Searching Latent Program Spaces

TL;DR

The paper introduces the Latent Program Network (LPN), a neural architecture that learns a latent space of implicit programs, enabling efficient test-time search and adaptation for programming tasks, combining strengths of symbolic and neural methods.

Contribution

LPN is a novel neural architecture that learns a latent program space allowing test-time search without predefined DSLs, improving adaptability and scalability.

Findings

LPN outperforms or matches existing methods on programming-by-examples tasks.

LPN doubles performance on out-of-distribution tasks with test-time search.

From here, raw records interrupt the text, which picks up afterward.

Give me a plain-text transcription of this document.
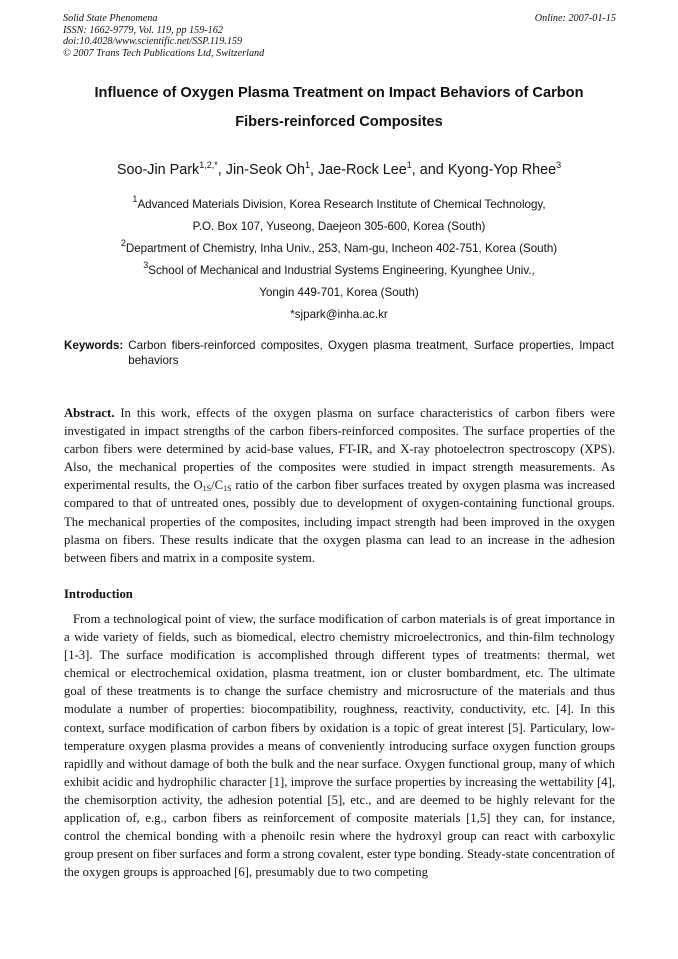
Solid State Phenomena
ISSN: 1662-9779, Vol. 119, pp 159-162
doi:10.4028/www.scientific.net/SSP.119.159
© 2007 Trans Tech Publications Ltd, Switzerland
Online: 2007-01-15
Influence of Oxygen Plasma Treatment on Impact Behaviors of Carbon
Fibers-reinforced Composites
Soo-Jin Park$^{1,2,*}$, Jin-Seok Oh$^1$, Jae-Rock Lee$^1$, and Kyong-Yop Rhee$^3$
$^1$Advanced Materials Division, Korea Research Institute of Chemical Technology,
P.O. Box 107, Yuseong, Daejeon 305-600, Korea (South)
$^2$Department of Chemistry, Inha Univ., 253, Nam-gu, Incheon 402-751, Korea (South)
$^3$School of Mechanical and Industrial Systems Engineering, Kyunghee Univ.,
Yongin 449-701, Korea (South)
*sjpark@inha.ac.kr
Keywords: Carbon fibers-reinforced composites, Oxygen plasma treatment, Surface properties, Impact behaviors
Abstract. In this work, effects of the oxygen plasma on surface characteristics of carbon fibers were investigated in impact strengths of the carbon fibers-reinforced composites. The surface properties of the carbon fibers were determined by acid-base values, FT-IR, and X-ray photoelectron spectroscopy (XPS). Also, the mechanical properties of the composites were studied in impact strength measurements. As experimental results, the $O_{1S}/C_{1S}$ ratio of the carbon fiber surfaces treated by oxygen plasma was increased compared to that of untreated ones, possibly due to development of oxygen-containing functional groups. The mechanical properties of the composites, including impact strength had been improved in the oxygen plasma on fibers. These results indicate that the oxygen plasma can lead to an increase in the adhesion between fibers and matrix in a composite system.
Introduction
From a technological point of view, the surface modification of carbon materials is of great importance in a wide variety of fields, such as biomedical, electro chemistry microelectronics, and thin-film technology [1-3]. The surface modification is accomplished through different types of treatments: thermal, wet chemical or electrochemical oxidation, plasma treatment, ion or cluster bombardment, etc. The ultimate goal of these treatments is to change the surface chemistry and microsructure of the materials and thus modulate a number of properties: biocompatibility, roughness, reactivity, conductivity, etc. [4]. In this context, surface modification of carbon fibers by oxidation is a topic of great interest [5]. Particulary, low-temperature oxygen plasma provides a means of conveniently introducing surface oxygen function groups rapidlly and without damage of both the bulk and the near surface. Oxygen functional group, many of which exhibit acidic and hydrophilic character [1], improve the surface properties by increasing the wettability [4], the chemisorption activity, the adhesion potential [5], etc., and are deemed to be highly relevant for the application of, e.g., carbon fibers as reinforcement of composite materials [1,5] they can, for instance, control the chemical bonding with a phenoilc resin where the hydroxyl group can react with carboxylic group present on fiber surfaces and form a strong covalent, ester type bonding. Steady-state concentration of the oxygen groups is approached [6], presumably due to two competing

LPN effectively learns a compact program space and adapts to new tasks.

Abstract

General intelligence requires systems that acquire new skills efficiently and generalize beyond their training distributions. Although program synthesis approaches have strong generalization power, they face scaling issues due to the large combinatorial spaces that quickly render them impractical, requiring human-generated DSLs or pre-trained priors to narrow this search space. On the other hand, deep learning methods have had high successes, but they lack structured test-time adaptation and rely on heavy stochastic sampling or expensive gradient updates for fine-tuning. In this work, we propose the Latent Program Network (LPN), a novel architecture that builds in test-time search directly into neural models. LPN learns a latent space of implicit programs -- neurally mapping inputs to outputs -- through which it can search using gradients at test time. LPN combines the adaptability of symbolic approaches and the scalability of neural methods. It searches through a compact latent space at test time and bypasses the need for pre-defined domain-specific languages. On a range of programming-by-examples tasks, LPN either outperforms or matches performance compared to in-context learning and test-time training methods. Tested on the ARC-AGI benchmark, we demonstrate that LPN can both learn a compact program space and search through it at test time to adapt to novel tasks. LPN doubles its performance on out-of-distribution tasks when test-time search is switched on.